Yes I did remove the belly pan and inspected the friction ring. Now rubber left! Lots of black powdery stuff on belly pan. The machine would only move a couple little jolts then nothing, both in forward and reverse. It was working fine snow blowing for like 2 hours then it started the little jolts and really never moved forward much. I managed to get it in the garage and then removed the belly pan a couple days later to find the issues. I did talk to my son who is an engineer and he said it is a very poor design plan.


----------



## Oneacer (Jan 3, 2011)

The Friction Disc design has been around for years, and is a very effective drive system, as many manufacturers can attest to, as well as customers/owners of these units.

I would tend to lead to an improper install/adjustment, something broke, or I have also seen inferior discs that have disintegrated.

JMHO


----------



## toromike (Aug 20, 2018)

The disc that the friction ring contacts should be smooth and clean, it may have been damaged when the last ring failed. Keep the friction ring and the drive disc clean. Also, how are you shifting gears? It's not good practice to shift on-the-fly, the machine should be stopped, then the gear changed. Shifting on-the-fly can cause rapid wear of the friction ring. Move the gear selector through the gears and check for anything in the transmission that might come into contact with the friction ring. Check that the gear selector is properly adjusted. The operator's manual will have the procedure for adjusting the drive belt tension, the drive control lever tension and the gear selector. If you don't have a manual, you can download one here,
https://www.snowblowersatjacks.com/Images/Ariens/guides/921032.pdf
If everything checks out, order another friction ring directly from Ariens so you are sure you are getting a genuine Ariens part and install it yourself. The installation procedure is in the manual.


----------



## tadawson (Jan 3, 2018)

That, and make sure the drive clutch cable/linkage is correctly adjusted. If not, the disc may slip, overheat, and disintegrate.


----------



## Zavie (Sep 23, 2014)

How are the bearings that are on the ends of the hex shaft?


----------



## Sid (Jan 31, 2014)

I had some trouble with a split ariens blower in the '70s, or '80s with the rubber drive ring peeling off. Replaced it 2,or 3 times. It was my father's. As I look back, I think the rubber vulcanized ring may have been been adjusted too tight, also in those days the "clutch was always on, and to stop it had to be squeezed to stop the machine. They are safer now. They have dead man clutches now.
Sid


----------



## handy wife (Dec 12, 2019)

Thanks everyone you have given me some good suggestions as to what to check. I think my husband is the problem. He was doing some on the go shifting.


----------



## Zavie (Sep 23, 2014)

handy wife said:


> Thanks everyone you have given me some good suggestions as to what to check. I think my husband is the problem. He was doing some on the go shifting.


Noooooooooo:surprise:


----------



## 2.137269 (Nov 15, 2019)

NOOOOO is right! never do that, he's been forcing the disc across the drive disc ,


----------



## Oneacer (Jan 3, 2011)

That on the go shifting would not be recommended by me, that's for sure.


----------



## handy wife (Dec 12, 2019)

Thanks guys. He got the wife speech for that! :smile2:


----------



## Oneacer (Jan 3, 2011)

…. Ahhhh, we all know that one …..


----------



## Kiss4aFrog (Nov 3, 2013)

I love to hear where it's the guy who got it wrong for a change. Always seems there are so many female/GF/wife stories I always wonder how many times we men cover up how we broke our own stuff. :icon_whistling:

Shifting on the fly is a real no no and worse on some styles than others. On my Troy (MTD) the rubber itself is replaceable and is clamped between two metal halves so it can actually get rolled out of the metal if shifted under power. My in-laws did this and that's how I got it free. It was unable to move under it's own power as the metal had eaten into the drive plate so it was an expensive repair. Still much cheaper than a new blower but it could have been avoided.
You can see the rubber ring all the way on the left by itself.

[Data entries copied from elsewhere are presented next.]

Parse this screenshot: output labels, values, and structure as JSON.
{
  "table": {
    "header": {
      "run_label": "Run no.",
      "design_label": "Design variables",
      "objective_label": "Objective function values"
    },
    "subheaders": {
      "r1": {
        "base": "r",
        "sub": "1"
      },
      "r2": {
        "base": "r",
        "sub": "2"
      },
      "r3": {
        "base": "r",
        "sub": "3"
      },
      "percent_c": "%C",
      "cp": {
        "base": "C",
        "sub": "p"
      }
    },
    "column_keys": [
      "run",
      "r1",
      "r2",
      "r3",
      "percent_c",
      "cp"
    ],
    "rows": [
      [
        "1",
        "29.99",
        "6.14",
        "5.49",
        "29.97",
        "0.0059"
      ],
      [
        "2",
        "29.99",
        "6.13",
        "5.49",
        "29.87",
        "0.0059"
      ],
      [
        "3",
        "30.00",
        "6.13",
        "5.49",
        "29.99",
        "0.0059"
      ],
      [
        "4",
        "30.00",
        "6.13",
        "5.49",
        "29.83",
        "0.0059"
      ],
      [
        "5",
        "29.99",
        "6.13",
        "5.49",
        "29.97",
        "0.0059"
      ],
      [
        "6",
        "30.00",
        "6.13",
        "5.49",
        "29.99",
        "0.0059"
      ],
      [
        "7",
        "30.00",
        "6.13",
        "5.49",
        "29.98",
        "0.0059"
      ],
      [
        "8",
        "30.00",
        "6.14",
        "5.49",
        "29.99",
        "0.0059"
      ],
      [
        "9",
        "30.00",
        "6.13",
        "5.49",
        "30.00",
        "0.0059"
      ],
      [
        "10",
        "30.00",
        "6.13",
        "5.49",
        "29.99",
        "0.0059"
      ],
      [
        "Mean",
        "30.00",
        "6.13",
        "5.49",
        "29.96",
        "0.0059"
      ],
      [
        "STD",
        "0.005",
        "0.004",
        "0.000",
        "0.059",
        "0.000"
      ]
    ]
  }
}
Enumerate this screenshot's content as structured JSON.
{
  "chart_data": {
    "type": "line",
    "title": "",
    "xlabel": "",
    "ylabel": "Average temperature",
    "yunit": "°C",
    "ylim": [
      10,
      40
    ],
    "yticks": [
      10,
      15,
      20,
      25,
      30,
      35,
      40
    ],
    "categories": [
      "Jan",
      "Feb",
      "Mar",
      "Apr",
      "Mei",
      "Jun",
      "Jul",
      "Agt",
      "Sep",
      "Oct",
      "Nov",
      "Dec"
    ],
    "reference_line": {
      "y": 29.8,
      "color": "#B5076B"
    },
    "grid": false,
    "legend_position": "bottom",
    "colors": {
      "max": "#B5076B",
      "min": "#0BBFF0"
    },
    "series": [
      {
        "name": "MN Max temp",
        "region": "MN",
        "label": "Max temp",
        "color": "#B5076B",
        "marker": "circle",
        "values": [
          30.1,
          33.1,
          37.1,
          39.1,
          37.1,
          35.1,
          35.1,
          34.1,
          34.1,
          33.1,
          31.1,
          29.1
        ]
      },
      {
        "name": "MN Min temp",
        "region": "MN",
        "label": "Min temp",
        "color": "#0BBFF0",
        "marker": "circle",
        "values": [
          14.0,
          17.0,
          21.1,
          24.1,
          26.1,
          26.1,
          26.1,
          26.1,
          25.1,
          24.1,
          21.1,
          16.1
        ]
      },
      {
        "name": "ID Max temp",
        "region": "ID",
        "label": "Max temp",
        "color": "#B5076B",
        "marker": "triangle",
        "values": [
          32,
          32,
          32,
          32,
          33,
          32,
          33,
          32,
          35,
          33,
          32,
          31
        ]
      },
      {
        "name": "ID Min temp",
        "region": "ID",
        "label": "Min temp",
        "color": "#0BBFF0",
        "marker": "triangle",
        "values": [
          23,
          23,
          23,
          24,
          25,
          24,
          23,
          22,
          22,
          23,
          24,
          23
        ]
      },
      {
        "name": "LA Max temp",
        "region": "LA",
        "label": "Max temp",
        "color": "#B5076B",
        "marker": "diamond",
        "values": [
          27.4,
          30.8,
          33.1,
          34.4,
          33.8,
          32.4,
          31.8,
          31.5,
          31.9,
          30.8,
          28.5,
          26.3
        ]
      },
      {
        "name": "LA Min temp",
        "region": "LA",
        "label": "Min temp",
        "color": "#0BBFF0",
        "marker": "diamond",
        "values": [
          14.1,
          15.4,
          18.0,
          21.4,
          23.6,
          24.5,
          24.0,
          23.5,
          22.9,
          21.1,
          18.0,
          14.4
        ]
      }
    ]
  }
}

IMHO I would think your brand new disc would have held up longer. That's just an opinion and it depends on how often he was shifting and the quality of the bond between the rubber and the metal. A photo of your disc would help. Like to see if it looks more worn down or if the rubber appears to have been ripped off.
Once it's repaired I'd make sure the tension on the disc is adjusted correctly so hopefully you'll get years of good service from the replacement.

.


----------



## ST1100A (Feb 7, 2015)

Good picture of the results when you "Shift on the Fly"


----------



## crazzywolfie (Jun 2, 2014)

heck i paid $75 for this machine hoping the issue would be a simple fix. completely destroyed the drive plate. i re-used the rubber wheel and replaced the drive plate and it has done good for 2 winters so far.


----------



## Oneacer (Jan 3, 2011)

LOL …. its truly amazing what people will continue to run, … oblivious to the tell tale signs … these last 2 photos above just go to show you that there are many people that just don't care, and run there equipment until it physically wont move …. Gatta love it ….  … gives us some great machines when they throw them out.


----------



## Kiss4aFrog (Nov 3, 2013)

Some people just don't know and or just don't care. They buy something and expect good service. They don't know about maintenance and likely never read the manual even when they're having a problem.

.


----------



## crazzywolfie (Jun 2, 2014)

yup i don't understand how people can keep running their machine when you can hear something noticeably wrong and wont move. stopping for a few minutes to fix this could have saved hundreds of $$ in repairs. if they had to pay to repair the machine it would have been $200+. when i got it it also had a broken pull start and the electric start is finicky so i am guessing they may have had issues with it not wanting to start at some point.


----------



## RIT333 (Feb 6, 2014)

I bought a used MTD Storm Tracker (tracks), and no matter what I did with adjustments, it was slow in forward and reverse. Also, once in awhile, it would just sit there unless I gave it a nudge. I looked at the friction wheel, and it has "some" rubber, but not much. So, I put in a new friction wheel (on this it is a rubber ring that gets replaced),m and bingo, that solved everything. It had a flat spot on the old rubber ring which it probably why it would stop moving until I helped it along. I am a happy camper now. So far, the machine seems to work very well, despite the engine being only 208 CC. Especially when the governor kicks in.


----------



## handy wife (Dec 12, 2019)

Thanks again for all the photos and help. Looks like I will be replacing the drive plate also. Glad to have found this help.


----------



## toromike (Aug 20, 2018)

It's good to hear you got it sorted out, I'm glad I could help. You know where to find us if you have any questions.


----------



## Oneacer (Jan 3, 2011)

@handy wife,

Glad to assist …


----------



## captainrob1 (Dec 16, 2018)

I have an Ariens Platinum 24 SHO. I bought it new from the dealer. In the first 20 feet I used it something broke in the drive. I dragged it back to the garage very frustrated and put it in the service position. I was amazed to see that the rubber on the friction disc completely fell off all the way around. I scratched my head.?? I phoned the dealer and they replaced the disc the next morning. I was mailed another spare disc later. It’s been okay since but obviously poor manufacturing.


----------